Daher liegt dem Streitpatent nach Absatz [0005] der Streitpatentschrift die Aufgabe zu Grunde, ein flexibles Verfahren zur Bearbeitung von Werkstücken, insbesondere von Ausgleichsgehäusen und eine Werkzeugmaschine zur Durchführung des Verfahrens anzugeben.

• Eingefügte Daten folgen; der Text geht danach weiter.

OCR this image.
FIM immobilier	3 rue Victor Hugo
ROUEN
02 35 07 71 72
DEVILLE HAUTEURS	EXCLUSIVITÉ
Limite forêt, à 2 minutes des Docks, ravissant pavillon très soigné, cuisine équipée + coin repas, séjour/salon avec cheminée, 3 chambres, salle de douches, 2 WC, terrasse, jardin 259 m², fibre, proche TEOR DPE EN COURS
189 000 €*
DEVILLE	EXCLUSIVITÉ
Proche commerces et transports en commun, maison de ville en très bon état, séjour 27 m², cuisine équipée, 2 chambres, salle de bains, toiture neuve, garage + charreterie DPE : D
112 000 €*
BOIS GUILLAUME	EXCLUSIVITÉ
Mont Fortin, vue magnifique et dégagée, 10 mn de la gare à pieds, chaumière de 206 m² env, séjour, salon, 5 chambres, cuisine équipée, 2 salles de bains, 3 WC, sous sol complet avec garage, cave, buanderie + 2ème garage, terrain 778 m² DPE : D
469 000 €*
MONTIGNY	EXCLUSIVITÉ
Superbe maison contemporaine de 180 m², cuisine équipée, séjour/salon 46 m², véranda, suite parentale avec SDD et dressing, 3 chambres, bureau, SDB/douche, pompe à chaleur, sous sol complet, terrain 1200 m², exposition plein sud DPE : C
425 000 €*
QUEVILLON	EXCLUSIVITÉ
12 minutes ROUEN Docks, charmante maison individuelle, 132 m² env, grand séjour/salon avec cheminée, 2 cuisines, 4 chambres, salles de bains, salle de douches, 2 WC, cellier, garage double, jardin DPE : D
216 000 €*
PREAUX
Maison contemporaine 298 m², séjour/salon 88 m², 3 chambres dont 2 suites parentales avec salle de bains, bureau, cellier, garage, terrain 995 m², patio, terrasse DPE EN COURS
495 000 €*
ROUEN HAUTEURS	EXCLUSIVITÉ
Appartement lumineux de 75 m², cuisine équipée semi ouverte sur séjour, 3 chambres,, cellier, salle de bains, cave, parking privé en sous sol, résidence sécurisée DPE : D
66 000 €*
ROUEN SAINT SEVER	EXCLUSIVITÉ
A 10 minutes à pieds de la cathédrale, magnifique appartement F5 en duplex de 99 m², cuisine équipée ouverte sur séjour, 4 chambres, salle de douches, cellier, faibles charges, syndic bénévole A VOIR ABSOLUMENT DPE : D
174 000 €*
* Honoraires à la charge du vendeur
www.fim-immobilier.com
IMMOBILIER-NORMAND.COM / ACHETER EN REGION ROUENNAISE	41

Die im erteilten Patentanspruch 1 angegebenen Merkmale lassen sich wie folgt gliedern:

1 Verfahren zum Innen und Außenbearbeiten von Werkstücken, insbesondere Ausgleichsgehäusen, in einer Werkzeugmaschine, 1.1 wobei die Werkzeugmaschine eine Werkstückspindel (1) aufweist, 1.2 und die Werkzeugmaschine mindestens eine Motorspindel (10) aufweist; mit den Verfahrensschritten:

1.3 a) Aufnahme des Werkstücks (9) von der Transporteinrichtung (21) durch die Werkstückspindel (1) mittels eines Spannmittels (8);

1.4 b) Bewegen des Werkstücks (9) in den Wirkbereich der Motorspindel (10);

1.5 c) Bearbeiten des Werkstücks (9) unter Verwendung wenigstens eines Werkzeugs (19);

1.6 d) Ändern der Bearbeitungsrichtung durch Drehen der Werkstückspindel (1);

1.7 e) Bearbeiten des Werkstücks (9) unter Verwendung wenigstens eines Werkzeugs (19);

1.8 f) Bearbeiten der Innenflächen des Werkstücks (9) durch Werkzeuge (15, 15Ô), welche durch die Öffnungen (35) im Innern des Werkstücks positioniert und auf die Motorspindel (10) aufgefädelt werden;

1.9 g) Wiederholen der Schritte d) bis f), bis alle Bearbeitungsschritte am Werkstück 9 ausgeführt sind;

1.10 h) Ablage des Werkstücks (9) auf die Transporteinrichtung (21);

-Oberbegriff 1.11. alle Bearbeitungsschritte erfolgen in einer Aufspannung.

-Kennzeichen -.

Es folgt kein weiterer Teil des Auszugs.